More information can be found by running man squeue in the cluster terminal.
sacct
As a user, you would normally see your jobs submitted over the past day:
[jspngler@log001 ~]$ sacct
JobID JobName Partition Account AllocCPUS State ExitCode
------------ ---------- ---------- ---------- ---------- ---------- --------
114190_19 10NM_Free+ computeq mlaradjil+ 12 COMPLETED 0:0
114190_19.b+ batch mlaradjil+ 12 COMPLETED 0:0
114190_19.e+ extern mlaradjil+ 12 COMPLETED 0:0
114191_15 10NM_Free+ computeq mlaradjil+ 12 COMPLETED 0:0
114191_15.b+ batch mlaradjil+ 12 COMPLETED 0:0
114191_15.e+ extern mlaradjil+ 12 COMPLETED 0:0
114761 example_b+ computeq mlaradjil+ 1 COMPLETED 0:0
114761.batch batch mlaradjil+ 1 COMPLETED 0:0
114761.exte+ extern mlaradjil+ 1 COMPLETED 0:0
114762 example_t+ computeq mlaradjil+ 1 COMPLETED 0:0
114762.batch batch mlaradjil+ 1 COMPLETED 0:0
114762.exte+ extern mlaradjil+ 1 COMPLETED 0:0
114763 example_l+ computeq mlaradjil+ 1 COMPLETED 0:0
114763.batch batch mlaradjil+ 1 COMPLETED 0:0
114763.exte+ extern mlaradjil+ 1 COMPLETED 0:0
114764 example_4+ computeq mlaradjil+ 1 COMPLETED 0:0
114764.batch batch mlaradjil+ 1 COMPLETED 0:0
114764.exte+ extern mlaradjil+ 1 COMPLETED 0:0
114773_4 example_a+ computeq mlaradjil+ 1 COMPLETED 0:0
114773_4.ba+ batch mlaradjil+ 1 COMPLETED 0:0
114773_4.ex+ extern mlaradjil+ 1 COMPLETED 0:0
114773_0 example_a+ computeq mlaradjil+ 1 COMPLETED 0:0
114773_0.ba+ batch mlaradjil+ 1 COMPLETED 0:0
114773_0.ex+ extern mlaradjil+ 1 COMPLETED 0:0
114773_1 example_a+ computeq mlaradjil+ 1 COMPLETED 0:0
114773_1.ba+ batch mlaradjil+ 1 COMPLETED 0:0
114773_1.ex+ extern mlaradjil+ 1 COMPLETED 0:0
114773_2 example_a+ computeq mlaradjil+ 1 COMPLETED 0:0
114773_2.ba+ batch mlaradjil+ 1 COMPLETED 0:0
114773_2.ex+ extern mlaradjil+ 1 COMPLETED 0:0
114773_3 example_a+ computeq mlaradjil+ 1 COMPLETED 0:0
114773_3.ba+ batch mlaradjil+ 1 COMPLETED 0:0
114773_3.ex+ extern mlaradjil+ 1 COMPLETED 0:0
114797 bash computeq mlaradjil+ 1 RUNNING 0:0
114797.exte+ extern mlaradjil+ 1 RUNNING 0:0
114797.0 bash mlaradjil+ 1 RUNNING 0:0
The output can be controlled with other options specifying users, accounts, output, dates, and states.
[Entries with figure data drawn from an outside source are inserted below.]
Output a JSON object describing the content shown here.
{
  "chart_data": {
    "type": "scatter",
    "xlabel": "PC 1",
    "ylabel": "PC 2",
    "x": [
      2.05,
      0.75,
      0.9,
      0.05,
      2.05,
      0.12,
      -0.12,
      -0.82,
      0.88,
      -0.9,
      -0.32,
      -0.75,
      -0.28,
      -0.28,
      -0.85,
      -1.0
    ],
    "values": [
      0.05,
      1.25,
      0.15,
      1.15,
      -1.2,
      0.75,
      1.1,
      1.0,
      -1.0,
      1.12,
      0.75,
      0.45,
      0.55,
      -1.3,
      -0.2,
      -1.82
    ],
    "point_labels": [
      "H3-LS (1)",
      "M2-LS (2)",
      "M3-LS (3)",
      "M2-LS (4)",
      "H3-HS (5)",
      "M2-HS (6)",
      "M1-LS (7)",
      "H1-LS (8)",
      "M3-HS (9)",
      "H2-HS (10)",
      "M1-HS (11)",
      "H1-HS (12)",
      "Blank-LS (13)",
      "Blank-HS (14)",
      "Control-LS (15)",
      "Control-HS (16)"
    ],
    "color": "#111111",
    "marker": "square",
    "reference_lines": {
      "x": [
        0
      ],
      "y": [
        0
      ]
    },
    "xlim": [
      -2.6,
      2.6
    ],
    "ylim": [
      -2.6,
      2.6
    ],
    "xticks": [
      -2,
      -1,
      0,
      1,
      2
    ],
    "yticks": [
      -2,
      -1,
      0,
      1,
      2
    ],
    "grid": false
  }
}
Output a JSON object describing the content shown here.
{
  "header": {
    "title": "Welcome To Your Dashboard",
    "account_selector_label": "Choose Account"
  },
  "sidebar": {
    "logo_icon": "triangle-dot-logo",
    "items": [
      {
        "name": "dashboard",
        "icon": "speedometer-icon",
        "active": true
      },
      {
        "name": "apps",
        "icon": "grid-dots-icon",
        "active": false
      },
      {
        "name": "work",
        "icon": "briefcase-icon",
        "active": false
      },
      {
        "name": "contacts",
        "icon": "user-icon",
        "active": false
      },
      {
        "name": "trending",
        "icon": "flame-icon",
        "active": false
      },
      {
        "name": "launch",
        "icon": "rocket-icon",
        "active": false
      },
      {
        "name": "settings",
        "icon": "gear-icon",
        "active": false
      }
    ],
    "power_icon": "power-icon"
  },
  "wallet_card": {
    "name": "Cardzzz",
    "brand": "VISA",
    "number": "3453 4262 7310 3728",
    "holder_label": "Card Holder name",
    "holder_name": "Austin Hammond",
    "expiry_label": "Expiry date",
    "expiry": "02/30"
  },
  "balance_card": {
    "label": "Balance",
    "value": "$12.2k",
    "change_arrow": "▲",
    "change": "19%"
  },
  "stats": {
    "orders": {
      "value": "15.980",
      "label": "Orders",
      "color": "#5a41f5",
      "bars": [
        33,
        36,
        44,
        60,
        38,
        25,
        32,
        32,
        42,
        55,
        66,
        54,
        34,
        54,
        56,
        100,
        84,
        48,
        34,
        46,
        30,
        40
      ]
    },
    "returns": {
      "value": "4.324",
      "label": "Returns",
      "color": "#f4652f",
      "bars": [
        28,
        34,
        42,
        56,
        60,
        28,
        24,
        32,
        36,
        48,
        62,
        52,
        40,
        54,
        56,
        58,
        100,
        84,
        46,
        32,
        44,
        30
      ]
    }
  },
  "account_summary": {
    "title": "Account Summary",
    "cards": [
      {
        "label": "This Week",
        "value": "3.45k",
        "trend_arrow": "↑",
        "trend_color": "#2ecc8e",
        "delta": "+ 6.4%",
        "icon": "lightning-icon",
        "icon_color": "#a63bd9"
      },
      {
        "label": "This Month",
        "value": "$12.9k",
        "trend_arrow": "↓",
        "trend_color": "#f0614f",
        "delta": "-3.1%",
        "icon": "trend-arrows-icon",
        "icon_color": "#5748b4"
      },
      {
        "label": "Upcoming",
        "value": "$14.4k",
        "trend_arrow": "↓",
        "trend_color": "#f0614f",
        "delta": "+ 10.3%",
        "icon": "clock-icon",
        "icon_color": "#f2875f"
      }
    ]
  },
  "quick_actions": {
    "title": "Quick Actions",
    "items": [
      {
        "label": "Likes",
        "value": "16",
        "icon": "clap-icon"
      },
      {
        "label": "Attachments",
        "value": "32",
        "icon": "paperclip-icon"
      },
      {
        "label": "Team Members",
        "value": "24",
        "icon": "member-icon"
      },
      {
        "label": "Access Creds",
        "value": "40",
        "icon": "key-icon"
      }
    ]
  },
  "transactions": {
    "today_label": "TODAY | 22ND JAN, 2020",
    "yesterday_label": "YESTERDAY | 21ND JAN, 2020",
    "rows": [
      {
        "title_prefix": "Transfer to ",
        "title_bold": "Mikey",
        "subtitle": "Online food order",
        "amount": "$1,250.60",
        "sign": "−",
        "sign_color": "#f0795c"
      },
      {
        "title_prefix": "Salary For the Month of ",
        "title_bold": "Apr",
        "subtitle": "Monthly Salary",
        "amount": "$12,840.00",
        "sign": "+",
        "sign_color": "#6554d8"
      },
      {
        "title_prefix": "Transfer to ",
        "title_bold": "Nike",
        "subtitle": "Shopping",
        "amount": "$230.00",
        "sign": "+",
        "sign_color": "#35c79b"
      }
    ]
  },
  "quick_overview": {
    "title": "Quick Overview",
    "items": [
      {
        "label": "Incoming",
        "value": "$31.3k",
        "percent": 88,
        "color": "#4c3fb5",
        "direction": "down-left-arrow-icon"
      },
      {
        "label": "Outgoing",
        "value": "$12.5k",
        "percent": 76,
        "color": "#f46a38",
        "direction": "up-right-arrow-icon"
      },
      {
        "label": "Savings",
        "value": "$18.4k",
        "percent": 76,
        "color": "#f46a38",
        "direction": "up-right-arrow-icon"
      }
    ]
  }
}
To see all of them, run man sacct in the cluster terminal.
scancel
Cancel a job. Usually scancel jobid will do, but if you want to cancel all your jobs, do scancel -u $USER. To see all the options, run man scancel in the cluster terminal.
scontrol
Output and modify your jobs. "scontrol show job 26943" gives some pretty detailed information about job with jobid 26943. "scontrol update jobId=26943 numtasks=1" would set the number of tasks for jobid 26943 to 1. Most update commands can only be executed on pending jobs or by an administrator. To see all the options, run man scontrol in the cluster terminal.
srun
The SLURM run command is used to run job steps in a batch job. If it is used with a non-parallel program, it will proceed to run it for every task. For example, if --ntasks 4, and srun hostname is in a script, you might see the list of the 4 nodes srun ran on with duplicates if a node allocation has more than one task. To make sure srun only runs once in a step, you can do srun --ntasks 1 hostname. For MPI jobs, srun can replace mpirun in most instances. To see all the options, run man srun in the cluster terminal.